In February 2020, Wilson said that her interest in K-pop reflected the Asian cultural influences she experienced growing up in Australia, which was also being considered as a filming location. She described Seoul Girls as a Pitch Perfect-style film about a diverse group of teenage girls, and said that her first screenplay aimed to expand opportunities and representation in terms of ethnicity, body type, and identity. By May 2023, Wilson shifted her attention to her feature directorial debut, The Deb, an Australian musical comedy adapted from the stage musical of the same name. Production was scheduled to begin in Australia in September 2023. Later in 2024, Wilson and several producers became involved in legal disputes over allegations of defamation and misconduct. Earlier that April, Owen had said that the project, by then titled Girl Group, remained on Monumental Pictures’ slate and would proceed "when Rebel has some time".

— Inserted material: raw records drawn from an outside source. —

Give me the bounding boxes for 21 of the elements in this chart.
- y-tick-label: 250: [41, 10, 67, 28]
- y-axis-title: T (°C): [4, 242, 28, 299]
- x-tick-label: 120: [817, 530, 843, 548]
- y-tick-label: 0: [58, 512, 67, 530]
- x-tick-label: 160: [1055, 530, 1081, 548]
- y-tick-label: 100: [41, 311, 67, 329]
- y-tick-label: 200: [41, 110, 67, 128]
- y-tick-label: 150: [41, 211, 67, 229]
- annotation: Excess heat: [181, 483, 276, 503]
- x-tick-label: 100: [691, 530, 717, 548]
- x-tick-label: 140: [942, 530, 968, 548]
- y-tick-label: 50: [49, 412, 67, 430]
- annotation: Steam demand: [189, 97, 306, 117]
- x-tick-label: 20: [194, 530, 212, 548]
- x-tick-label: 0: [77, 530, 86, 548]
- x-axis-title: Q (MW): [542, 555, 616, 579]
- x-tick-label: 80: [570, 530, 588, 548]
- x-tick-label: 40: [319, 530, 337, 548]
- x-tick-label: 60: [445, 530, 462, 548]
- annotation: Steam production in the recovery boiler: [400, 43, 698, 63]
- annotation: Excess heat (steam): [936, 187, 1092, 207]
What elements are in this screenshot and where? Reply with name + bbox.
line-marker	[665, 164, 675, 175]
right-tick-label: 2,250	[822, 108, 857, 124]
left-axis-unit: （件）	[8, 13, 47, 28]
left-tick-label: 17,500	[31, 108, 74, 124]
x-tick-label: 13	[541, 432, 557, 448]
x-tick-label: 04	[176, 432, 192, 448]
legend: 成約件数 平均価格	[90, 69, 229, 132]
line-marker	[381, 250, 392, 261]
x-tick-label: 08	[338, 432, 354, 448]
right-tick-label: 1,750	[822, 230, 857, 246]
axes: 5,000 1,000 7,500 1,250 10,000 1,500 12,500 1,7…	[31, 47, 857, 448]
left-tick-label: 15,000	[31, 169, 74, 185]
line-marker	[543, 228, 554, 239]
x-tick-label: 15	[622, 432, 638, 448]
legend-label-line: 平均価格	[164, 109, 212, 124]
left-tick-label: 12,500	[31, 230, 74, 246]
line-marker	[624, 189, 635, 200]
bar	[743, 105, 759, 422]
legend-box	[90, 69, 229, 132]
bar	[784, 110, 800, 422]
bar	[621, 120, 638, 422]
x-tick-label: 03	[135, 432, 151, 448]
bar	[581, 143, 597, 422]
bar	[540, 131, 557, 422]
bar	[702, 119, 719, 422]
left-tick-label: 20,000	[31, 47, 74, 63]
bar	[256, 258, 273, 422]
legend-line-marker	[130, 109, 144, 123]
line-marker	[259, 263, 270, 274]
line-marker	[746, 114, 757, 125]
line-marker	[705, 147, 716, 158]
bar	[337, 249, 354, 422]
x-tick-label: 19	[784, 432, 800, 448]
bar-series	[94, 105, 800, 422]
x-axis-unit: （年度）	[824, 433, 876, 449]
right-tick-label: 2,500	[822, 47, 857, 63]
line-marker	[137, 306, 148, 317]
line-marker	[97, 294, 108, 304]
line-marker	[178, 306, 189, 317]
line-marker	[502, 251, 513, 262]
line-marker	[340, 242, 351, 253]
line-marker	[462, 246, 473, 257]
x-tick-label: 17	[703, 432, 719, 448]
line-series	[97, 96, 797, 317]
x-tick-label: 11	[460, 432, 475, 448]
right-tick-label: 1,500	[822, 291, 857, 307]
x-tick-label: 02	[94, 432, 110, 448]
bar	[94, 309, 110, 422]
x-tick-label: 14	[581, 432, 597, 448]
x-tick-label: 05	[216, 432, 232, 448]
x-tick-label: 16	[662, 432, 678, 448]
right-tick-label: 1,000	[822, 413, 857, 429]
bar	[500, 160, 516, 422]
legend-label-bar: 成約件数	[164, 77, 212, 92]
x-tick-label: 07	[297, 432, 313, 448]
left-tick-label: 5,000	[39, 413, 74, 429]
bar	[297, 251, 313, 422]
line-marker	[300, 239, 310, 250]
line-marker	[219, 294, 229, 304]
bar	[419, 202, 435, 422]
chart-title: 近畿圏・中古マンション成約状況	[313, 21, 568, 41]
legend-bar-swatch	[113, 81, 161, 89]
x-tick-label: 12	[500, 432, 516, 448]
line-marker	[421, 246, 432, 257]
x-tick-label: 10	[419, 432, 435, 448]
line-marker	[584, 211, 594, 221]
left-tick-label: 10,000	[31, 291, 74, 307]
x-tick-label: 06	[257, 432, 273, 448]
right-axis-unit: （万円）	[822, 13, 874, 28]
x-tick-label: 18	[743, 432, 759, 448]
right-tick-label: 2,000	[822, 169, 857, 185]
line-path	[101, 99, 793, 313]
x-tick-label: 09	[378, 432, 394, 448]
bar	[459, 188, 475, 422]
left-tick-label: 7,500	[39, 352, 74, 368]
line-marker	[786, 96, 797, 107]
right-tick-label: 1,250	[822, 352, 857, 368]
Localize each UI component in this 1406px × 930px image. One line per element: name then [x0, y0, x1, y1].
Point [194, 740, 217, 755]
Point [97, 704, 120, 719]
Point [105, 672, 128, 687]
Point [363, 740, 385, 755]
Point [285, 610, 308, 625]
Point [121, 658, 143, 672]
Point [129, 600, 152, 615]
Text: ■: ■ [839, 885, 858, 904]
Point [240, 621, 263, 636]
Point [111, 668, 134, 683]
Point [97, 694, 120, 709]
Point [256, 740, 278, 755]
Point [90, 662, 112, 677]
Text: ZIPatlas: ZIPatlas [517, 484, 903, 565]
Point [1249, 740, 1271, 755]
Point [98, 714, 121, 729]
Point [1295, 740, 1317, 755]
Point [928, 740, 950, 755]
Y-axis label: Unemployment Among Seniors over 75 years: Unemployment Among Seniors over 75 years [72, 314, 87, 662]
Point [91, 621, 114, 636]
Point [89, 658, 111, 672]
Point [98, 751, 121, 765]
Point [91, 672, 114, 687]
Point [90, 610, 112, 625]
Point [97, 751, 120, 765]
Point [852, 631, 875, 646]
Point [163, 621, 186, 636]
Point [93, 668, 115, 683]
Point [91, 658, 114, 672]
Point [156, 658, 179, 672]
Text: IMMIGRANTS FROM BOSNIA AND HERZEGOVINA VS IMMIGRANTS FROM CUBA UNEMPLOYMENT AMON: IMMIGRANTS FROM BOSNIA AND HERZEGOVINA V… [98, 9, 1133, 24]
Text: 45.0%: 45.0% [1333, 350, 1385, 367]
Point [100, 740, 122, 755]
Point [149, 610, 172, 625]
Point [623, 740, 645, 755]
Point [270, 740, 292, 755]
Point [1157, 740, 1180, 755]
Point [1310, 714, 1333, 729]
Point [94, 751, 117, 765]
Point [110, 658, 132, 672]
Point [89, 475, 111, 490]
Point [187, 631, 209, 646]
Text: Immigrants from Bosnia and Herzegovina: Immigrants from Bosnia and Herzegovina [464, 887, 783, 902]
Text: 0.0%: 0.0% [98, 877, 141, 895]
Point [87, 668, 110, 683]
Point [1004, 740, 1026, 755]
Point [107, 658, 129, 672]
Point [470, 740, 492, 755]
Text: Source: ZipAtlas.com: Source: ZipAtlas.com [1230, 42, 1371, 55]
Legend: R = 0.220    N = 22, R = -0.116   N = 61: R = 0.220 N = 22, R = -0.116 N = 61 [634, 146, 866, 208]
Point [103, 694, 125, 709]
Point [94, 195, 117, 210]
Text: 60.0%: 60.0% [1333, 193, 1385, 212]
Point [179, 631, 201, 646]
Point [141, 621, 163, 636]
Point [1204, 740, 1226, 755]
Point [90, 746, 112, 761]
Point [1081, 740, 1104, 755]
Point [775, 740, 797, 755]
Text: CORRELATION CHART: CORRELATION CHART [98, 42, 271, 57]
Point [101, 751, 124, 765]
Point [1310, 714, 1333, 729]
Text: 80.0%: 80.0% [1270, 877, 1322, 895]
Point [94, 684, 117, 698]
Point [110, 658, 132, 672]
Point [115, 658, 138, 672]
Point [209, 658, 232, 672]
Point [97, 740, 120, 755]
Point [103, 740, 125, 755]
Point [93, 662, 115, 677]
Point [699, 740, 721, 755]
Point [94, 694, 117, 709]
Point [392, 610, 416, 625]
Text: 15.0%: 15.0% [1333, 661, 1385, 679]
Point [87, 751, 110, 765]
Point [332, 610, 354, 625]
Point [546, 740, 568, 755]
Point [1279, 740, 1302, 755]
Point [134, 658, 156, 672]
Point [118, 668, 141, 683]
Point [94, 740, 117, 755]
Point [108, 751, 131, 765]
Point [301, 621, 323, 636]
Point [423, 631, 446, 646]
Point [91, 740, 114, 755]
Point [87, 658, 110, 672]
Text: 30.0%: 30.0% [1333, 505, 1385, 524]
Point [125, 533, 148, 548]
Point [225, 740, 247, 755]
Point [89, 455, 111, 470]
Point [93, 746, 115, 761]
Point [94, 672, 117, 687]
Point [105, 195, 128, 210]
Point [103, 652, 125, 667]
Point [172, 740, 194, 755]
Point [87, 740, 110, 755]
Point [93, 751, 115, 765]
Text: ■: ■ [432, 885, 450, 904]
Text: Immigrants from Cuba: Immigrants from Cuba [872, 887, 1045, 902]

In 2025, Wilson was additionally attached as the director with Matt Williams of Future Artists Entertainment and Live Nation Entertainment joining in as a producer. Owen and Hayward dropped out. Wilson departed from the project’s original K-pop premise, reworking it into a broader pop-music comedy. The producers conducted a nationwide US search to cast the young performers playing the girl group Wilson's character would mentor. Principal photography began in the United Kingdom in September 2025, with Randall Park, Sheridan Smith, Jamie-Lee O'Donnell, Guz Khan, and Loren Gray announced among the cast. Ashley Roberts of the Pussycat Dolls, Mel C of the Spice Girls, and Shaznay Lewis of All Saints were cast as members of Wilson’s former girl group, Girlfriends. The following month, Jennifer Coolidge, Nicole Scherzinger, and Jolene Blalock joined the cast; Scherzinger’s casting reunited her with Roberts. Filming concluded that same month, with Smith confirmed as part of the girl band Girlfriends. In November 2025, Wilson announced the seven newcomers cast as Xplode, the film’s titular pop band: Bailey Stender, Chabely Ponce, Daniela Couso, Mia Kaplan, Miracle Washington, Ana Yi Puig, and Lilah Pate. That same month, Judi Love confirmed that she had joined the cast.

== Music ==

Wilson co-write several of the film’s songs with Alana Da Fonseca, who previously worked on the Pitch Perfect series.

==Release==
The film is scheduled to premiere at the Toronto International Film Festival on September 11, 2026.
==Reception==
On review aggregator Rotten Tomatoes, the film holds an approval rating of 31% based on 13 reviews, with an average rating of 4/10. Metacritic, which uses a weighted average, assigned the film a score of 21 out of 100, based on 6 critics, indicating "generally unfavorable reviews".